Но, вернувшись к 1834 г., году работы над «Светославичем», мы обнаружим, что «Немецкая мифология» признанного основоположника «мифологической школы» Якоба Гримма[390] еще только готовилась к печати! В этом году молодой Буслаев узнал на лекции М. П. Погодина, только что вернувшегося в Московский университет из заграничной поездки, что великий чешский славист П. И. Шафарик «готовит к печати свои Славянские древности[391], в которых он докажет всему миру, что не немцы, а славяне были старожилами и хозяевами всех тех областей, где потом очутились <…> немцы»[392].

«Не принадлежа ни к одному из главных господствовавших в московских просвещенных кружках направлений»[393], Вельтман ученый и писатель всегда шел своим путем и не сделался «отцом-основателем» какой-либо школы. Да его интересы и не могли уложиться в рамки одного направления. В самом деле: в 1833 г. вышел его перевод и комментированное издание «Слова о полку Игореве», сделанное для пушкинского «Современника»; в том же году – историческое эссе «О Господине Новгороде Великом»; через год – основательное сочинение о варягах[394]. Уже в «Кощее бессмертном» Вельтман дает героям (и поясняет в примечаниях) славянские имена – Зорана, Младень, Мильца и т. п., – наиболее соответствовавшие исследованным им правилам образования имен у индоевропейских народов[395], а в 1840 г. издает труд «Древние славянские собственные имена». Вельтман публикует фундаментальные работы по русской истории[396], изучая в то же время историю, и культуру Древней Индии и Скандинавии, государство готов, походы гуннов и монголов[397]. Исследуя сложнейшие (и до сих пор не до конца решенные) проблемы этногенеза евразийских народов, он изучает античные, византийские, арабские, древнеиндийские, средневековые немецкие и скандинавские сочинения, издает собственный комментарий к Тациту, перевод из «Махабха-раты», переводит Яджурведу и «Прорицание вёльвы» из Старшей Эдды.
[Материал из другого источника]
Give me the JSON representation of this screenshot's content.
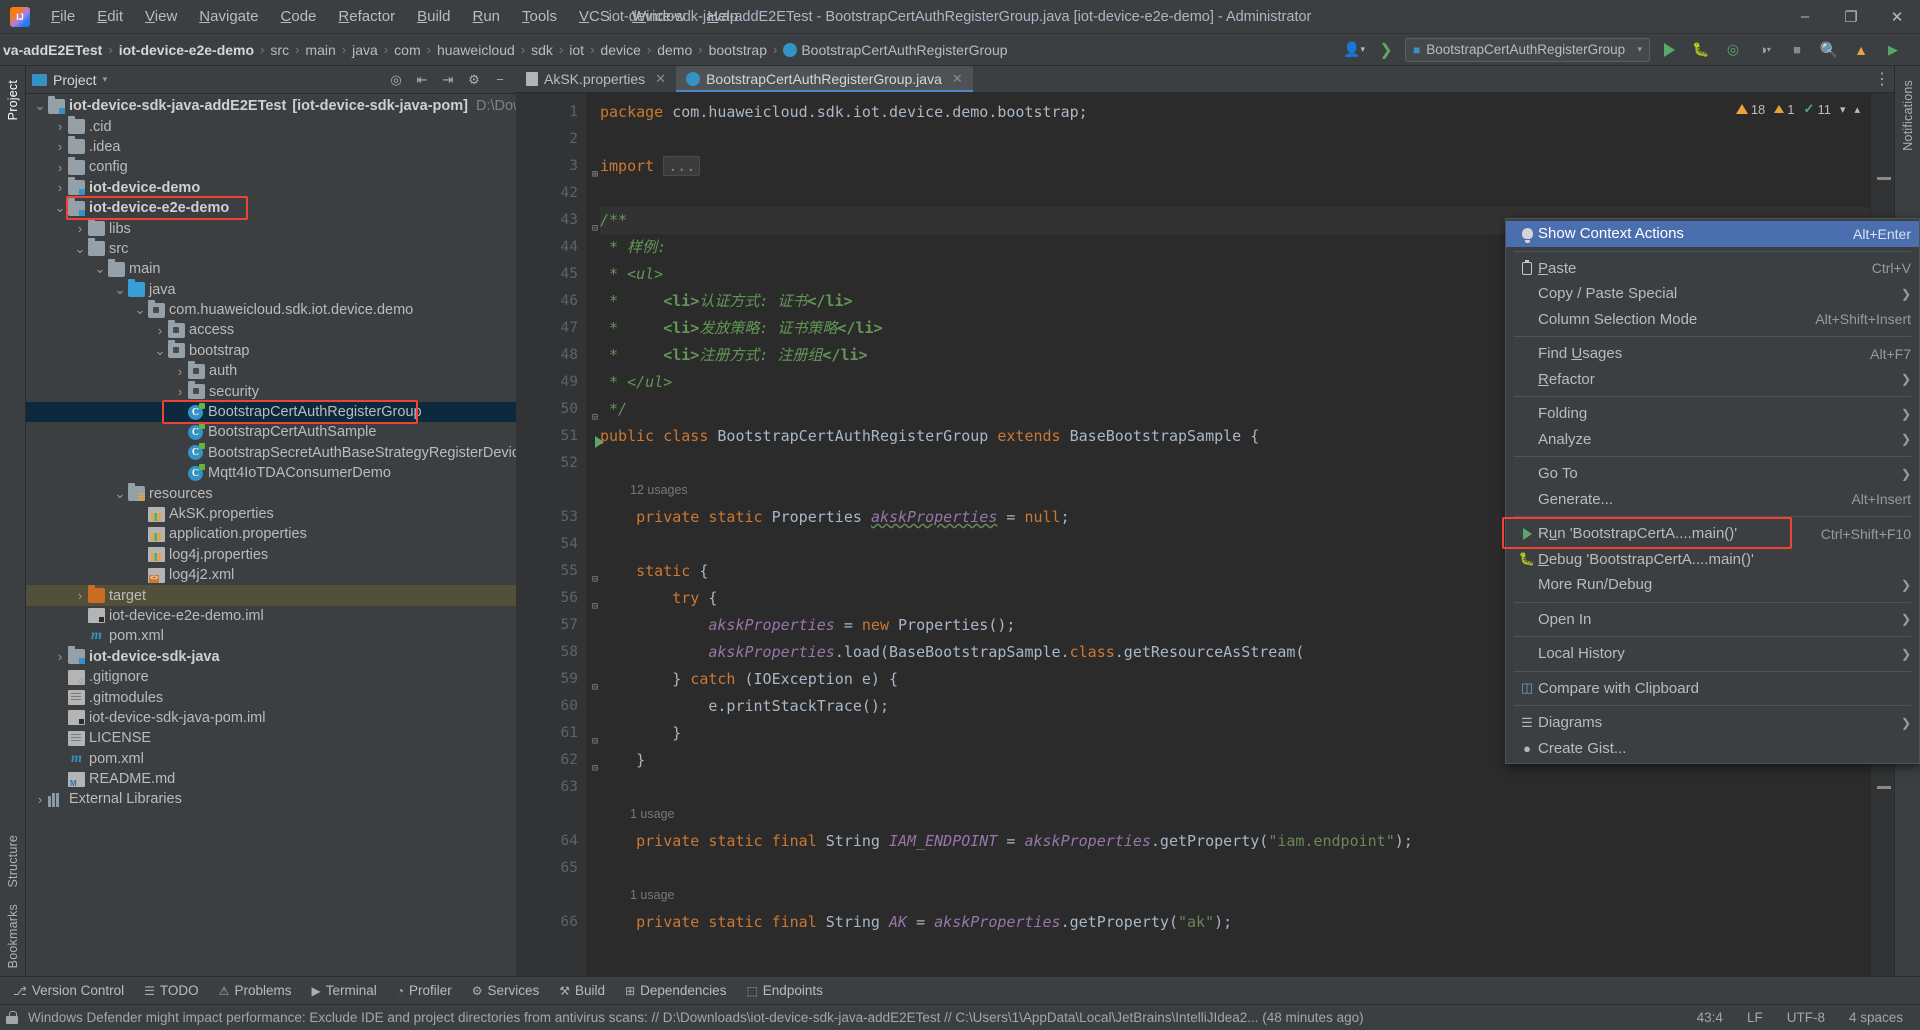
{
  "window": {
    "title": "iot-device-sdk-java-addE2ETest - BootstrapCertAuthRegisterGroup.java [iot-device-e2e-demo] - Administrator",
    "minimize": "–",
    "maximize": "❐",
    "close": "✕"
  },
  "menubar": [
    {
      "label": "File"
    },
    {
      "label": "Edit"
    },
    {
      "label": "View"
    },
    {
      "label": "Navigate"
    },
    {
      "label": "Code"
    },
    {
      "label": "Refactor"
    },
    {
      "label": "Build"
    },
    {
      "label": "Run"
    },
    {
      "label": "Tools"
    },
    {
      "label": "VCS"
    },
    {
      "label": "Window"
    },
    {
      "label": "Help"
    }
  ],
  "breadcrumbs": [
    {
      "label": "va-addE2ETest",
      "bold": true
    },
    {
      "label": "iot-device-e2e-demo",
      "bold": true
    },
    {
      "label": "src"
    },
    {
      "label": "main"
    },
    {
      "label": "java"
    },
    {
      "label": "com"
    },
    {
      "label": "huaweicloud"
    },
    {
      "label": "sdk"
    },
    {
      "label": "iot"
    },
    {
      "label": "device"
    },
    {
      "label": "demo"
    },
    {
      "label": "bootstrap"
    },
    {
      "label": "BootstrapCertAuthRegisterGroup",
      "icon": "java-class-icon"
    }
  ],
  "toolbar": {
    "run_config": "BootstrapCertAuthRegisterGroup",
    "run_title": "Run",
    "debug_title": "Debug",
    "coverage_title": "Run with Coverage",
    "profile_title": "Profile",
    "stop_title": "Stop",
    "search_title": "Search Everywhere",
    "updates_title": "Updates",
    "icons": [
      "run-icon",
      "debug-icon",
      "coverage-icon",
      "profile-icon",
      "stop-icon",
      "search-icon",
      "notification-icon",
      "share-icon"
    ]
  },
  "left_strip": [
    {
      "label": "Project",
      "selected": true
    },
    {
      "label": "Structure",
      "selected": false
    },
    {
      "label": "Bookmarks",
      "selected": false
    }
  ],
  "right_strip": [
    {
      "label": "Notifications"
    }
  ],
  "project_panel": {
    "title": "Project",
    "header_icons": [
      "target-icon",
      "collapse-all-icon",
      "expand-all-icon",
      "settings-icon",
      "hide-icon"
    ],
    "tree": [
      {
        "depth": 0,
        "twisty": "⌄",
        "icon": "folder-module",
        "label": "iot-device-sdk-java-addE2ETest",
        "bold": true,
        "suffix": "[iot-device-sdk-java-pom]",
        "path": "D:\\Downloads\\"
      },
      {
        "depth": 1,
        "twisty": "›",
        "icon": "folder",
        "label": ".cid"
      },
      {
        "depth": 1,
        "twisty": "›",
        "icon": "folder",
        "label": ".idea"
      },
      {
        "depth": 1,
        "twisty": "›",
        "icon": "folder",
        "label": "config"
      },
      {
        "depth": 1,
        "twisty": "›",
        "icon": "folder-module",
        "label": "iot-device-demo",
        "bold": true
      },
      {
        "depth": 1,
        "twisty": "⌄",
        "icon": "folder-module",
        "label": "iot-device-e2e-demo",
        "bold": true,
        "highlight": true
      },
      {
        "depth": 2,
        "twisty": "›",
        "icon": "folder",
        "label": "libs"
      },
      {
        "depth": 2,
        "twisty": "⌄",
        "icon": "folder",
        "label": "src"
      },
      {
        "depth": 3,
        "twisty": "⌄",
        "icon": "folder",
        "label": "main"
      },
      {
        "depth": 4,
        "twisty": "⌄",
        "icon": "folder-source",
        "label": "java"
      },
      {
        "depth": 5,
        "twisty": "⌄",
        "icon": "package",
        "label": "com.huaweicloud.sdk.iot.device.demo"
      },
      {
        "depth": 6,
        "twisty": "›",
        "icon": "package",
        "label": "access"
      },
      {
        "depth": 6,
        "twisty": "⌄",
        "icon": "package",
        "label": "bootstrap"
      },
      {
        "depth": 7,
        "twisty": "›",
        "icon": "package",
        "label": "auth"
      },
      {
        "depth": 7,
        "twisty": "›",
        "icon": "package",
        "label": "security"
      },
      {
        "depth": 7,
        "twisty": "",
        "icon": "java-class",
        "label": "BootstrapCertAuthRegisterGroup",
        "selected": true,
        "highlight": true
      },
      {
        "depth": 7,
        "twisty": "",
        "icon": "java-class",
        "label": "BootstrapCertAuthSample"
      },
      {
        "depth": 7,
        "twisty": "",
        "icon": "java-class",
        "label": "BootstrapSecretAuthBaseStrategyRegisterDevice"
      },
      {
        "depth": 7,
        "twisty": "",
        "icon": "java-class",
        "label": "Mqtt4IoTDAConsumerDemo"
      },
      {
        "depth": 4,
        "twisty": "⌄",
        "icon": "folder-resources",
        "label": "resources"
      },
      {
        "depth": 5,
        "twisty": "",
        "icon": "properties",
        "label": "AkSK.properties"
      },
      {
        "depth": 5,
        "twisty": "",
        "icon": "properties",
        "label": "application.properties"
      },
      {
        "depth": 5,
        "twisty": "",
        "icon": "properties",
        "label": "log4j.properties"
      },
      {
        "depth": 5,
        "twisty": "",
        "icon": "xml",
        "label": "log4j2.xml"
      },
      {
        "depth": 2,
        "twisty": "›",
        "icon": "folder-target",
        "label": "target",
        "olive": true
      },
      {
        "depth": 2,
        "twisty": "",
        "icon": "iml",
        "label": "iot-device-e2e-demo.iml"
      },
      {
        "depth": 2,
        "twisty": "",
        "icon": "maven",
        "label": "pom.xml"
      },
      {
        "depth": 1,
        "twisty": "›",
        "icon": "folder-module",
        "label": "iot-device-sdk-java",
        "bold": true
      },
      {
        "depth": 1,
        "twisty": "",
        "icon": "gitignore",
        "label": ".gitignore"
      },
      {
        "depth": 1,
        "twisty": "",
        "icon": "text",
        "label": ".gitmodules"
      },
      {
        "depth": 1,
        "twisty": "",
        "icon": "iml",
        "label": "iot-device-sdk-java-pom.iml"
      },
      {
        "depth": 1,
        "twisty": "",
        "icon": "text",
        "label": "LICENSE"
      },
      {
        "depth": 1,
        "twisty": "",
        "icon": "maven",
        "label": "pom.xml"
      },
      {
        "depth": 1,
        "twisty": "",
        "icon": "markdown",
        "label": "README.md"
      },
      {
        "depth": 0,
        "twisty": "›",
        "icon": "libraries",
        "label": "External Libraries"
      }
    ]
  },
  "editor": {
    "tabs": [
      {
        "label": "AkSK.properties",
        "icon": "properties-icon",
        "active": false,
        "close": "✕"
      },
      {
        "label": "BootstrapCertAuthRegisterGroup.java",
        "icon": "java-class-icon",
        "active": true,
        "close": "✕"
      }
    ],
    "inspections": {
      "warnings": "18",
      "weak_warnings": "1",
      "typos": "11",
      "collapse": "⌄",
      "expand": "⌃"
    },
    "lines": [
      {
        "num": "1",
        "type": "code",
        "html": "<span class=\"kw\">package</span> com.huaweicloud.sdk.iot.device.demo.bootstrap;"
      },
      {
        "num": "2",
        "type": "code",
        "html": ""
      },
      {
        "num": "3",
        "type": "code",
        "fold": "⊞",
        "html": "<span class=\"kw\">import</span> <span class=\"foldbox\">...</span>"
      },
      {
        "num": "42",
        "type": "code",
        "html": ""
      },
      {
        "num": "43",
        "type": "code",
        "fold": "⊟",
        "hl": true,
        "html": "<span class=\"cmt\">/**</span>"
      },
      {
        "num": "44",
        "type": "code",
        "html": " <span class=\"cmt\">* 样例:</span>"
      },
      {
        "num": "45",
        "type": "code",
        "html": " <span class=\"cmt\">* &lt;ul&gt;</span>"
      },
      {
        "num": "46",
        "type": "code",
        "html": " <span class=\"cmt\">*     <b>&lt;li&gt;</b>认证方式: 证书<b>&lt;/li&gt;</b></span>"
      },
      {
        "num": "47",
        "type": "code",
        "html": " <span class=\"cmt\">*     <b>&lt;li&gt;</b>发放策略: 证书策略<b>&lt;/li&gt;</b></span>"
      },
      {
        "num": "48",
        "type": "code",
        "html": " <span class=\"cmt\">*     <b>&lt;li&gt;</b>注册方式: 注册组<b>&lt;/li&gt;</b></span>"
      },
      {
        "num": "49",
        "type": "code",
        "html": " <span class=\"cmt\">* &lt;/ul&gt;</span>"
      },
      {
        "num": "50",
        "type": "code",
        "fold": "⊟",
        "html": " <span class=\"cmt\">*/</span>"
      },
      {
        "num": "51",
        "type": "code",
        "run": true,
        "html": "<span class=\"kw\">public class</span> BootstrapCertAuthRegisterGroup <span class=\"kw\">extends</span> BaseBootstrapSample {"
      },
      {
        "num": "52",
        "type": "code",
        "html": ""
      },
      {
        "num": "",
        "type": "usage",
        "text": "12 usages"
      },
      {
        "num": "53",
        "type": "code",
        "html": "    <span class=\"kw\">private static</span> Properties <span class=\"cfld\">akskProperties</span> = <span class=\"kw\">null</span>;"
      },
      {
        "num": "54",
        "type": "code",
        "html": ""
      },
      {
        "num": "55",
        "type": "code",
        "fold": "⊟",
        "html": "    <span class=\"kw\">static</span> {"
      },
      {
        "num": "56",
        "type": "code",
        "fold": "⊟",
        "html": "        <span class=\"kw\">try</span> {"
      },
      {
        "num": "57",
        "type": "code",
        "html": "            <span class=\"fld\">akskProperties</span> = <span class=\"kw\">new</span> Properties();"
      },
      {
        "num": "58",
        "type": "code",
        "html": "            <span class=\"fld\">akskProperties</span>.load(BaseBootstrapSample.<span class=\"kw\">class</span>.getResourceAsStream("
      },
      {
        "num": "59",
        "type": "code",
        "fold": "⊟",
        "html": "        } <span class=\"kw\">catch</span> (IOException e) {"
      },
      {
        "num": "60",
        "type": "code",
        "html": "            e.printStackTrace();"
      },
      {
        "num": "61",
        "type": "code",
        "fold": "⊟",
        "html": "        }"
      },
      {
        "num": "62",
        "type": "code",
        "fold": "⊟",
        "html": "    }"
      },
      {
        "num": "63",
        "type": "code",
        "html": ""
      },
      {
        "num": "",
        "type": "usage",
        "text": "1 usage"
      },
      {
        "num": "64",
        "type": "code",
        "html": "    <span class=\"kw\">private static final</span> String <span class=\"constf\">IAM_ENDPOINT</span> = <span class=\"fld\">akskProperties</span>.getProperty(<span class=\"str\">\"iam.endpoint\"</span>);"
      },
      {
        "num": "65",
        "type": "code",
        "html": ""
      },
      {
        "num": "",
        "type": "usage",
        "text": "1 usage"
      },
      {
        "num": "66",
        "type": "code",
        "html": "    <span class=\"kw\">private static final</span> String <span class=\"constf\">AK</span> = <span class=\"fld\">akskProperties</span>.getProperty(<span class=\"str\">\"ak\"</span>);"
      }
    ]
  },
  "context_menu": [
    {
      "label": "Show Context Actions",
      "key": "Alt+Enter",
      "icon": "lightbulb-icon",
      "selected": true
    },
    {
      "separator": true
    },
    {
      "label": "Paste",
      "underline": "P",
      "key": "Ctrl+V",
      "icon": "clipboard-icon"
    },
    {
      "label": "Copy / Paste Special",
      "key": "",
      "arrow": true
    },
    {
      "label": "Column Selection Mode",
      "key": "Alt+Shift+Insert"
    },
    {
      "separator": true
    },
    {
      "label": "Find Usages",
      "underline": "U",
      "key": "Alt+F7"
    },
    {
      "label": "Refactor",
      "underline": "R",
      "key": "",
      "arrow": true
    },
    {
      "separator": true
    },
    {
      "label": "Folding",
      "key": "",
      "arrow": true
    },
    {
      "label": "Analyze",
      "key": "",
      "arrow": true
    },
    {
      "separator": true
    },
    {
      "label": "Go To",
      "key": "",
      "arrow": true
    },
    {
      "label": "Generate...",
      "key": "Alt+Insert"
    },
    {
      "separator": true
    },
    {
      "label": "Run 'BootstrapCertA....main()'",
      "underline": "u",
      "key": "Ctrl+Shift+F10",
      "icon": "run-icon",
      "highlight": true
    },
    {
      "label": "Debug 'BootstrapCertA....main()'",
      "underline": "D",
      "key": "",
      "icon": "debug-icon"
    },
    {
      "label": "More Run/Debug",
      "key": "",
      "arrow": true
    },
    {
      "separator": true
    },
    {
      "label": "Open In",
      "key": "",
      "arrow": true
    },
    {
      "separator": true
    },
    {
      "label": "Local History",
      "key": "",
      "arrow": true
    },
    {
      "separator": true
    },
    {
      "label": "Compare with Clipboard",
      "key": "",
      "icon": "compare-icon"
    },
    {
      "separator": true
    },
    {
      "label": "Diagrams",
      "key": "",
      "icon": "diagram-icon",
      "arrow": true
    },
    {
      "label": "Create Gist...",
      "key": "",
      "icon": "github-icon"
    }
  ],
  "bottom_bar": [
    {
      "label": "Version Control",
      "icon": "branch-icon"
    },
    {
      "label": "TODO",
      "icon": "todo-icon"
    },
    {
      "label": "Problems",
      "icon": "problems-icon"
    },
    {
      "label": "Terminal",
      "icon": "terminal-icon"
    },
    {
      "label": "Profiler",
      "icon": "profiler-icon"
    },
    {
      "label": "Services",
      "icon": "services-icon"
    },
    {
      "label": "Build",
      "icon": "build-icon"
    },
    {
      "label": "Dependencies",
      "icon": "dependencies-icon"
    },
    {
      "label": "Endpoints",
      "icon": "endpoints-icon"
    }
  ],
  "status_bar": {
    "message": "Windows Defender might impact performance: Exclude IDE and project directories from antivirus scans:  // D:\\Downloads\\iot-device-sdk-java-addE2ETest  // C:\\Users\\1\\AppData\\Local\\JetBrains\\IntelliJIdea2... (48 minutes ago)",
    "caret": "43:4",
    "line_sep": "LF",
    "encoding": "UTF-8",
    "indent": "4 spaces",
    "lock_icon": "lock-icon"
  },
  "colors": {
    "accent": "#4b6eaf",
    "highlight_red": "#f24236",
    "run_green": "#59a869",
    "selection": "#0d293e",
    "olive": "#53503a"
  }
}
Говоря о заслугах и месте Вельтмана в истории изучения «славянской мифологии» и славяноведении в целом, надо учитывать не только сделанные им наблюдения и выводы, не только то, что он одним из первых широко использовал исторический и сравнительный методы, но и влияние, оказанное его личностью и трудами на формирование исследовательского сознания, школы русских славяноведов, историков языка, общественной мысли, культуры.

Пример Вельтмана увлекает молодого И. И. Срезневского, который пишет своей матери: «Вельтман… пишет несравненно лучше, чем говорит, но говорит умно, весело и задумчиво вместе, добр, прост, окружен книгами, беспрерывно работает, чем и живет». «И прежде всего о Вельтмане… Я сознавал в нем великое дарование, – я нашел в нем – истинно доброго человека, душу, которая рада найти сочувствие с другою душею, душу художника и – Русского Человека… Я не в состоянии забыть его, не в состоянии не быть его поклонником». А позже Срезневский – уже крупнейший филолог – создаст свой знаменитый «Словарь Древне-русского языка».

Срезневскому вторит будущий крупный знаток русских сказок А. Н. Афанасьев. «Кроме искреннего моего уважения к Вашему таланту, и прежнего и нынешнего, – пишет он автору „Светославича“, – я в Вас просто влюблен; Ваш прием очаровал меня, Ваша беседа всегда услаждала душу мою…»[398] Вполне возможно, что увлекательные изыскания Вельтмана сыграли какую-то роль в том, что А. H. Афанасьев обратился к изучению русской мифологии, подготовив и издав наиболее полный свод наших сказок.